La leggenda vuole che Pierre Boileau e Thomas Narcejac, apprezzata coppia di giallisti francesi già autori del fortunato Les diaboliques (Celle qui n'était plus), abbiano scritto il noir sentimentale D'entre les morts (Sueurs froids) a metà degli anni Cinquanta proprio in vista di un'eventuale trasposizione sul grande schermo per mano di Sir Alfred. Quel che è certo, il romanzo affronta tutti i nodi tematici cari al Maestro del Brivido: la vertigine fisica ed emotiva, i sentieri - anch'essi vertiginosi - dell'inconscio, il peccato e il senso di colpa. Ma soprattutto il tema del doppio, che qui beffardamente si esaspera in un continuo gioco di specchi e diviene caleidoscopico: Renée che interpreta Madeleine che a sua volta "interpreta" Pauline Lagerlac...
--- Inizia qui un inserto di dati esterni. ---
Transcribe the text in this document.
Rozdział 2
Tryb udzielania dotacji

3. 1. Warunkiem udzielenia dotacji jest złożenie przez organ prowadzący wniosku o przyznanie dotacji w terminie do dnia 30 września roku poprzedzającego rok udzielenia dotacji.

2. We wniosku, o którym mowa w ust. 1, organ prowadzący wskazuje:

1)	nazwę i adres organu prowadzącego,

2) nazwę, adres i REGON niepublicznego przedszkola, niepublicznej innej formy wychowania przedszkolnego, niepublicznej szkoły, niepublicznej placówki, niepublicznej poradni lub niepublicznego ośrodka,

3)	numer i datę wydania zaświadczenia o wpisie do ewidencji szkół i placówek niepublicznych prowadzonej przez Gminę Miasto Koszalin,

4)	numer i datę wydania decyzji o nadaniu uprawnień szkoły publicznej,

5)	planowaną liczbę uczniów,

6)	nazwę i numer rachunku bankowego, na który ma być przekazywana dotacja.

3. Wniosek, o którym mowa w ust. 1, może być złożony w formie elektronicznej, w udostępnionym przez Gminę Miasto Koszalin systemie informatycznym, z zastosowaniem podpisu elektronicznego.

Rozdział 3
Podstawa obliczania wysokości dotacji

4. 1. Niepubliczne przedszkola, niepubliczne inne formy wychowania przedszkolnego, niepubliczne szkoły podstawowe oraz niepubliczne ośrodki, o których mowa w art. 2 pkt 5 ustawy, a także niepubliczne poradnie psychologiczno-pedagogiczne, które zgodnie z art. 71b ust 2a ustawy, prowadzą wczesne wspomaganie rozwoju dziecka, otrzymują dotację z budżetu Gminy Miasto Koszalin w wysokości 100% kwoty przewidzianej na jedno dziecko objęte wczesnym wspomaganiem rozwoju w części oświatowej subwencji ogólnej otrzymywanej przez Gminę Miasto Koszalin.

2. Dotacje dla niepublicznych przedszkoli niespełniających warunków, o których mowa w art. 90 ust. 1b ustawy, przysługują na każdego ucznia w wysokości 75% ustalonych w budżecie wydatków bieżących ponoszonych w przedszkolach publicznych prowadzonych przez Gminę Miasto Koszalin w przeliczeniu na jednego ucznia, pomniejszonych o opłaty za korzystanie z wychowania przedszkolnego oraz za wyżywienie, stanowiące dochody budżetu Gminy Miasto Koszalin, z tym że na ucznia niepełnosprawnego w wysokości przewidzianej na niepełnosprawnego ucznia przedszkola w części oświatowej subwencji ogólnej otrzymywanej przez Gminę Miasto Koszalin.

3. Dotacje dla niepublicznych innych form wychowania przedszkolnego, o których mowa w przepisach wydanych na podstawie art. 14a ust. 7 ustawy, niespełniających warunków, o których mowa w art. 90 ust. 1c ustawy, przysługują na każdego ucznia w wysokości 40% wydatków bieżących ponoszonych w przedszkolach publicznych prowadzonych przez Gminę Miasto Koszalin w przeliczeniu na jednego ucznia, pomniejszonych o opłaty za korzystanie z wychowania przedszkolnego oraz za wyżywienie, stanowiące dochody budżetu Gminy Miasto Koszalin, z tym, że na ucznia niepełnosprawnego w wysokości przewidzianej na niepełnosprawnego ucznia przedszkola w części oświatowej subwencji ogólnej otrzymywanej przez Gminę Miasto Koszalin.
Hitchcock si lascia sedurre dalla genialità dell'intreccio criminale e dalle atmosfere simenoniane (il romanzo è ambientato in una Parigi livida e misteriosa, agli albori del secondo conflitto mondiale) e rielabora il tutto da par suo, apportando modifiche sostanziali e in alcuni casi provvidenziali: dalla Ville Lumière la vicenda si sposta sulle strade di San Francisco (memorabile il tuffo di Kim Novak nelle acque gelide della baia, all'ombra del Golden Gate Bridge) e le elucubrazioni del tormentato protagonista, che costituiscono la cifra distintiva del testo originale, si sublimano in un mix perfetto di azione e tensione narrativa.
Un buon romanzo e un ottimo film, si potrebbe sintetizzare. Merito di una sceneggiatura che rimaneggia con piglio deciso i passaggi più "deboli" della costruzione romanzesca e disegna un finale semplicemente perfetto, che annichilisce - nonostante lo si conosca ormai a memoria, o forse proprio per questo - con la sua bellezza. Un epilogo assai diverso da quello, pur apprezzabile e a suo modo coerente con lo spirito del romanzo, immaginato dalla premiata ditta Boileau-Narcejac.
Se siete così fortunati da non conoscere ancora questa storia, ecco la nostra modesta proposta: procuratevi immediatamente una copia del film (Jimmy Stewart in stato di grazia val bene un'eccezione alla regola aurea del "prima il libro") e quando sarete sazi - lo sarete, potete giurarci! - godetevi il fascino tutto particolare di un romanzo inspiegabilmente ignorato e sottovalutato. A lungo introvabile, in Italia è stato ripubblicato da Sellerio nel 2003 con il titolo "La donna che visse due volte" e un'interessante nota di commento a cura di Claudio G. Fava.

James Stewart e Kim Novak in una scena del film.